Great sadness and loss wells up at his parting. Also gratitude when we reflect on the huge contribution he made to the making and shaping of the cultural life of our times in Nimbin, Sydney and NSW generally.
I am honoured to say that I walked beside him in the making of the 1973 Nimbin Aquarius Festival.
He had been director of the Aquarius Foundation, the Australian Union of Students’ cultural arm, and I, the director of the Foundation’s biennial Aquarius arts festival. Kaptain Kultur and Superfest, we dubbed ourselves.
And before that we both had been active on the Kensington campus as undergraduates at UNSW. We shared a sociology of festivals and events.
We both understood that shared events create cultural movement. We reckoned that the more artful and engaging the event, the more artful and binding the culture shared, created and birthed.
Synergy was Johnny’s organising modus operandi and credo. Synergy for him meant that extra magic which, when two souls are brought together, is much more than the sum of the parts. So bringing strangers together and making magic was his way.
At the time of our meeting we were resisting Australian engagement in the US War on Vietnam and conscription for it of 19-year old males. We both understood that our task was to create a distinct anti-war youth culture of peace as a counter to the culture of endless wars that we were being sold.

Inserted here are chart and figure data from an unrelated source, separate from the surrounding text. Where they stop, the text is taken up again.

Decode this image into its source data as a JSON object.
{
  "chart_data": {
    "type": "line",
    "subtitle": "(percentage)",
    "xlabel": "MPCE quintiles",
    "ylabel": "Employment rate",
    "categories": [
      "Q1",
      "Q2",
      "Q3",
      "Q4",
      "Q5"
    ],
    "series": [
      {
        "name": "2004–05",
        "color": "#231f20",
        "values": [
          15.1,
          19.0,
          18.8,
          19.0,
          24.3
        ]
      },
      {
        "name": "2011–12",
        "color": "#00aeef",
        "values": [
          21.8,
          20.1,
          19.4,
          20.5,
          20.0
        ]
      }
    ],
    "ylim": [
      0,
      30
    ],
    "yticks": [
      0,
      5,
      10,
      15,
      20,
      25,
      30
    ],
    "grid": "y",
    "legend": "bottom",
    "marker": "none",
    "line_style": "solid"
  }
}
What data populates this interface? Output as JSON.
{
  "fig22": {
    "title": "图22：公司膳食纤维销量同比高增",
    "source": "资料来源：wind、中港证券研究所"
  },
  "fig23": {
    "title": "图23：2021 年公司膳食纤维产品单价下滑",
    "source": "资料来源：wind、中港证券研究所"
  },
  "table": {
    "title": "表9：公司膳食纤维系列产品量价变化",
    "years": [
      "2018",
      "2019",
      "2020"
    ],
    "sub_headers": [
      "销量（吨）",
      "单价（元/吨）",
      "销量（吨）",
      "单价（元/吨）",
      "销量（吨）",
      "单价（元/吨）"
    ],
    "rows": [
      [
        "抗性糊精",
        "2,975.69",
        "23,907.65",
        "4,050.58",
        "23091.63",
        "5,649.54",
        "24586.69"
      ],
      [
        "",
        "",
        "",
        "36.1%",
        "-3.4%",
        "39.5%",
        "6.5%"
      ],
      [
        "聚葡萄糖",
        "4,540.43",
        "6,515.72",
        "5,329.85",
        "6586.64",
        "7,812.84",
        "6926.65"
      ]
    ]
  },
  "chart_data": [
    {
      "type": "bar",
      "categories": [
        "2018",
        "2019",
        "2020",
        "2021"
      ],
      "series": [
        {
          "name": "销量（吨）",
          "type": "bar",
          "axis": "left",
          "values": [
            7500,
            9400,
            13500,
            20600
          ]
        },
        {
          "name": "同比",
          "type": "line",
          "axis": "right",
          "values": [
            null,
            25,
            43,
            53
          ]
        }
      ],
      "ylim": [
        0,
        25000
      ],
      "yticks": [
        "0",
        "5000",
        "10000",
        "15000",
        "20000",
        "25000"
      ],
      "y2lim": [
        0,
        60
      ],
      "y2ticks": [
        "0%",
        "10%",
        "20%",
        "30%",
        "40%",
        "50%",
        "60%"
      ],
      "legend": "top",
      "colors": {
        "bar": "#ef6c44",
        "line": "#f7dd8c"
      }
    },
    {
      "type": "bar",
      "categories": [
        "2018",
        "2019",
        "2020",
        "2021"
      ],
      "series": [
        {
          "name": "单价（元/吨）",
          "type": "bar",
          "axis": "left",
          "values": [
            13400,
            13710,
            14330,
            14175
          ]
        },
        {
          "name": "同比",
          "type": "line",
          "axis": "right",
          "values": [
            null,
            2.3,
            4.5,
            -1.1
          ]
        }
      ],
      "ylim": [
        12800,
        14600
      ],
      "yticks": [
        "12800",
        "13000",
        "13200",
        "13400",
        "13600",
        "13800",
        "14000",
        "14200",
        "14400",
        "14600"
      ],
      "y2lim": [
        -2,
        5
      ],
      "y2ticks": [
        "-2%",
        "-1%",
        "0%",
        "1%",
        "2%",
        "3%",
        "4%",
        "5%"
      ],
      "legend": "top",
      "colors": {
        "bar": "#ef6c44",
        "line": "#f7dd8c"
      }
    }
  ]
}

The 1973 Aquarius Festival was synergy manifest. And it was delivered with a lightness of touch of which Johnny was a master. “The path to the Festival must be the Festival,” he proclaimed.
In the organising, the Festival went through many name changes, one of which was The Nimbin Survival Softlick. That was Johnny’s touch.
I recall him in those pre-Aquarius Festival organising days, dancing up Cullen Street from the Aquarius office in the former Nimbin RSL, confronting the folk there with a hug and question: “Are you in love?” Laughter. No offence taken.
But that was only the beginning of Johnny’s synergising career.
During the Sydney Olympics and their preparations, he was to become a respected festival advisor to the NSW Cabinet. He founded of the UTS School of Events Management and so doing, professionalised events management in NSW became a huge influence on people who create events in Sydney and NSW.
He was a big influencer in the founding and growth of the Sydney Gay and Lesbian Festival and is venerated for it.
Always organising. Always thorough with the backup and the paperwork. Always polite. Always kind and interested: about him was gentility, dignity and bright intelligence.
Always he carried an affection for Nimbin. He shaped Nimbin culture in so many ways with the Aquarius Festival and he was of course shaped by Nimbin – by Nimbin magic.
Thank you, Johnny. Well may we say, an honourable elder has passed on.